Russia Broke the INF Treaty (Again). What the US Should Do
Michaela Dodge / David Poortinga /
On Sept. 2, Russia tested a ground-launched cruise missile named SSC-X-8, in violation of the Intermediate-Range Nuclear Forces treaty, according to reporting by the Washington Free Beacon.
This test represents the latest in a long train of Russian violations of the 1987 treaty, which prohibits ground-launched ballistic and cruise missiles with ranges from 500 to 5,500 kilometers.
The Intermediate-Range Nuclear Forces treaty was a historic achievement. Before it, there had never been an arms control agreement that eliminated an entire class of nuclear weapons.
Russia, however, began testing prohibited missiles in 2008.
The U.S. State Department first officially accused Russia of violating the treaty in July 2014, but Russia has brushed off U.S. remonstrances and continues illicit missile tests.
Given Russia’s repeated violations of the INF Treaty and the U.S.’s inability to bring Russia back into compliance, it is time for the U.S. to withdraw from the treaty.
While Russia develops and tests intermediate-range missiles, the Obama administration has given only limited thought to integrating these systems into our own force posture and has refused to provide information about the violation and the threat it poses to the U.S. and allies.
A continuation of the status quo will allow Russia, which has made nuclear threats against NATO, to gain an advantage across an entire class of weapons.
The U.S. therefore cannot allow Russia to gain a strategic advantage in Europe that it can use to cow NATO and reassert its influence.
In the words of General Philip Breedlove, Supreme Allied Commander in Europe, “[a] weapon capability that violates the INF, that is introduced into the greater European land mass, is absolutely a tool that will have to be dealt with. It can’t go unanswered.”
In addition to withdrawing from the INF Treaty, the U.S. should take further steps to counter the Russian nuclear threat: modernizing its nuclear arsenal and committing to developing a comprehensive layered missile defense system.

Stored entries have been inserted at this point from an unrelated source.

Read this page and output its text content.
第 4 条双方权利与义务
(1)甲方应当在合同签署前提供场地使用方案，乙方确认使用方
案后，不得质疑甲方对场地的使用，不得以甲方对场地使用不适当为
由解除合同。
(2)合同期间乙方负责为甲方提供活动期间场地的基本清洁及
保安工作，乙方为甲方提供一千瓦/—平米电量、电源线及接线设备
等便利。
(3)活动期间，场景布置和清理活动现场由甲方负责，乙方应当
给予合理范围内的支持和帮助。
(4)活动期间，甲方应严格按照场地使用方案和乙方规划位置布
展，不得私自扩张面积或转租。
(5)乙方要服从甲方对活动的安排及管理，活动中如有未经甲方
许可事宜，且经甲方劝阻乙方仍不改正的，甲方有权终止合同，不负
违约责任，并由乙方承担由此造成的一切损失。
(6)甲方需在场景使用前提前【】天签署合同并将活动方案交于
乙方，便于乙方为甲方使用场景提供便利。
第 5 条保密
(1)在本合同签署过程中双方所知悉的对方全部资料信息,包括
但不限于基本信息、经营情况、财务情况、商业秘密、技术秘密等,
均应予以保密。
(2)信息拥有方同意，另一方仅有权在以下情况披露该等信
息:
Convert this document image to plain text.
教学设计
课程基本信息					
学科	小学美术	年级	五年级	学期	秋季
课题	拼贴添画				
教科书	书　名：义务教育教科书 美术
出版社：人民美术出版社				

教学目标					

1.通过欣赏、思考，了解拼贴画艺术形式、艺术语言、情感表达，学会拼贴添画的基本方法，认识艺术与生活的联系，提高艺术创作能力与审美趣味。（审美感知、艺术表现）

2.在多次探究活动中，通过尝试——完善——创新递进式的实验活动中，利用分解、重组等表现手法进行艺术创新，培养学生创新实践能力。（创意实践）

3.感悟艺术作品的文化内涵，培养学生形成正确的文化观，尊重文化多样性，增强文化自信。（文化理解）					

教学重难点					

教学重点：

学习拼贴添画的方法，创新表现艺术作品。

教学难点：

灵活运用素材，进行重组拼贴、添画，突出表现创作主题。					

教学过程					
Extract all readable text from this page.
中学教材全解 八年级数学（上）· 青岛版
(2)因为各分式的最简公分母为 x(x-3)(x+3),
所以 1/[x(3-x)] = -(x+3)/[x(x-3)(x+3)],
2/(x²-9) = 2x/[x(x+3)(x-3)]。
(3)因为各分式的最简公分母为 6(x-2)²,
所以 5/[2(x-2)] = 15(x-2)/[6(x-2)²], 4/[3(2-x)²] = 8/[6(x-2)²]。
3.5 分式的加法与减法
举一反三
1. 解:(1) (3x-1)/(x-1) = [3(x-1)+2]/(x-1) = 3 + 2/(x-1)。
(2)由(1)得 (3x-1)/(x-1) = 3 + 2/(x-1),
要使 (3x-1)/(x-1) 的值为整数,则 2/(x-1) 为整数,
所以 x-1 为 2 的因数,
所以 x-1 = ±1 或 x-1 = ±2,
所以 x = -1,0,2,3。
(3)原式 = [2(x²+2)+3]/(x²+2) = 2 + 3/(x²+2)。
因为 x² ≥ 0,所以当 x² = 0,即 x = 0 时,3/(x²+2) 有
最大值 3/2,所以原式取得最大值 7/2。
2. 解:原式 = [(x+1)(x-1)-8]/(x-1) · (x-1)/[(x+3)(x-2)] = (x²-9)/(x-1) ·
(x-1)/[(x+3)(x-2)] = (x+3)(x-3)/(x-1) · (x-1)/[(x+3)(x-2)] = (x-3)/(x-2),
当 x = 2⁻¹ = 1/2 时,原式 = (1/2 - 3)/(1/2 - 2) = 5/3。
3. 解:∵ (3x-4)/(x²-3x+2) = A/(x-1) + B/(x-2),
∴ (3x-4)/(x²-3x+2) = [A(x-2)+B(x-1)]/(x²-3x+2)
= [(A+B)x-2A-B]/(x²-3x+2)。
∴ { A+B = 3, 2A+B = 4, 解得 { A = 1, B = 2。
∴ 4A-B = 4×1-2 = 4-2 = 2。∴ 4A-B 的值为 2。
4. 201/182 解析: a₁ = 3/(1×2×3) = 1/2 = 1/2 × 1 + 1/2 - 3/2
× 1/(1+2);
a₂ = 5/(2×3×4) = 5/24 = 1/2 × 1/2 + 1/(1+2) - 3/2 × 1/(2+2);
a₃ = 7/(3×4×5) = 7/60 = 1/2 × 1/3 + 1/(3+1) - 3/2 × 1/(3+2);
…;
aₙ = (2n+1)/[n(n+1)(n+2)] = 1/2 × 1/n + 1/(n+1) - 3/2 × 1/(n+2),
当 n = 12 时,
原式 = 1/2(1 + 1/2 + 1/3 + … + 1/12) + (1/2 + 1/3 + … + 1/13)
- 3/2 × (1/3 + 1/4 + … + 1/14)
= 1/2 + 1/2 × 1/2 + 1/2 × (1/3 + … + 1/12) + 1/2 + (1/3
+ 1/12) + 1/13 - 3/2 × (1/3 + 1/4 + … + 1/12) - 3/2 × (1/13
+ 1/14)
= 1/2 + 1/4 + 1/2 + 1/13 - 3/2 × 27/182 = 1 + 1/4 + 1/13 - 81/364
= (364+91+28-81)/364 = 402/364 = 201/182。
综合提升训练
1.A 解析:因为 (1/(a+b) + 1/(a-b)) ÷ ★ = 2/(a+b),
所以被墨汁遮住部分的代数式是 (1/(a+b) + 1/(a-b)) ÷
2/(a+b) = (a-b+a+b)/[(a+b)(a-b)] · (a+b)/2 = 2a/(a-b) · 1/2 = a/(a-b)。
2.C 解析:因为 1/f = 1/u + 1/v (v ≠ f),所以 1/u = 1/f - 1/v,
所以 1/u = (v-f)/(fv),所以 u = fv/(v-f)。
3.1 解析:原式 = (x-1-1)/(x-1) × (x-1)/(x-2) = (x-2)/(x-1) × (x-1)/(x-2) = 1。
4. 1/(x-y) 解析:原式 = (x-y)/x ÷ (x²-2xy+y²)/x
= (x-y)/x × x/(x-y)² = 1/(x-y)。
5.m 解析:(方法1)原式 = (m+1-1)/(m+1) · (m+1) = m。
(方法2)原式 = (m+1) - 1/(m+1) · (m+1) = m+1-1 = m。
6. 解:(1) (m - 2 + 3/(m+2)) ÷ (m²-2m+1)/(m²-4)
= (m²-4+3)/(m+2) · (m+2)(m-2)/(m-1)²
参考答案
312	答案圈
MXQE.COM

The U.S. nuclear arsenal is aging, and no yield-producing tests have been conducted in over 20 years. The U.S. must modernize its arsenal in order to maintain a credible deterrent. Furthermore, the U.S. must develop missile defense systems capable of responding to new threats.
U.S. missile defense programs have suffered under the Obama administration. This trend must be reversed.
Russia’s treaty violations, its incursions into Georgia and Ukraine, and its recent actions in Syria point to a concerted Russian effort to re-establish itself as a global power. The Obama administration must stop dithering and take action to safeguard the security of itself and its allies.